Ten years ago the AA attempted to rid the world of St Neots by literally wiping it off the map.

Fortunately, life does not immitate cartography and the town survived. However, now a new and much more real threat presents itself in the form of the Large Hadron Collider, or LHC.

A group of Expert Scientists at CERN, the European Organisation for Nuclear Research, are this evening preparing to fire up the LHC in order to recreate the Big Bang, and hopefully learn about the origins of the universe.

However, a breakaway group from the 8000-odd scientists at CERN, who are made up of over 500 nationalities from the worlds leading scientific institutes, has claimed that the experiment “will cause loads of tiny black holes. These will grow exponentially and eventually may turn the planet inside-out.”

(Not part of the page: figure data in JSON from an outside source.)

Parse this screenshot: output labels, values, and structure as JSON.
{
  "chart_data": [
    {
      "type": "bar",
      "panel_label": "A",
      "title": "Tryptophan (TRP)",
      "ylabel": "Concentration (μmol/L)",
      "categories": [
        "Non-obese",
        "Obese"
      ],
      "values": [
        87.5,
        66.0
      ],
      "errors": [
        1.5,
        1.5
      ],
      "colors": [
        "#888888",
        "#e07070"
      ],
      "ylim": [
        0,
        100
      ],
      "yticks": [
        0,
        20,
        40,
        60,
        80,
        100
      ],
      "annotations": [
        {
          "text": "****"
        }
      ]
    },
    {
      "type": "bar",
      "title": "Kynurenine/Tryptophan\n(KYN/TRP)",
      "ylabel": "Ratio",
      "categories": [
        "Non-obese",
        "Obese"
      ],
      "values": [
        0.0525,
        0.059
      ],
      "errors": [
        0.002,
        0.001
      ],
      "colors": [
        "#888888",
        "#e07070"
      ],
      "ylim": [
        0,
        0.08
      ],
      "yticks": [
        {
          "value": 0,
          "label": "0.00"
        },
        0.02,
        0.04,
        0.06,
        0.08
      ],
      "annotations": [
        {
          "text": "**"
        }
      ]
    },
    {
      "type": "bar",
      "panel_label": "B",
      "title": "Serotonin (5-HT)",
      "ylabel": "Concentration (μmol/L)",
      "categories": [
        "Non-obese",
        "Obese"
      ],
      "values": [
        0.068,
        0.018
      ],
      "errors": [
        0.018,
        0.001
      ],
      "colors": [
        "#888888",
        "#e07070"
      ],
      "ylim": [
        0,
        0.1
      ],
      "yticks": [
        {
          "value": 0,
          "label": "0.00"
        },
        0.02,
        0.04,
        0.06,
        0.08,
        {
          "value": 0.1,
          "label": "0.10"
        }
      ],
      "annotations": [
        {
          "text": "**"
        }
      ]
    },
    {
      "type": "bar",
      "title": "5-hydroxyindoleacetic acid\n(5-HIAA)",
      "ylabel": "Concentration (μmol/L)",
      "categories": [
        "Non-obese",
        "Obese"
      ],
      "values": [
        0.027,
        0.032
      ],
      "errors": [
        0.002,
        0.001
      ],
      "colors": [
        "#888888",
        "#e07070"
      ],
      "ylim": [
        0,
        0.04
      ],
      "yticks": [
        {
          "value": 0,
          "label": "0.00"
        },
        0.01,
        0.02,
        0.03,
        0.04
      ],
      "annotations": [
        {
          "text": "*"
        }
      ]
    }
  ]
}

More worryingly, the LHC is reported to be located 100 metres underground somewhere between Geneva airport and the Jura Mountains, in Switzerland, but this new group have hinted that the machine is in fact twelve feet under St Neots.

Longsands College science teacher Winter Daw said, “If the LHC is indeed located underneath St Neots, we will probably find ourselves disappearing into a black hole very soon. These so-called Expert Scientists seem to think that if a black hole does occur, the town will turn upside down and block it up, and no-one will really miss it very much.

“Worse still, the LHC runs on fuel made of ducklings, bunnies, toddlers, the pig from the movie ‘Babe’, and kittens’ tears – it really is quite attrocious.”

Guillaume le Trec, a spokesman for CERN, said, “Clearly this is all, ow you say it, utter bollocks. First thing, we would never put kittens tears in our fuel. Second, the LHC really is underneath Switzerland. And thirdly, if you do fall into a black ‘ole, it’s really nice in there – all sorts of rainbows and cinemas and things.”

The Citizen plans to report on the outcome of the recreation of the Big Bang at CERN, but if it goes badly we won’t be able to. As one local resident and Daily Mail reader put it: “Nothing must ever change or we’ll all die.”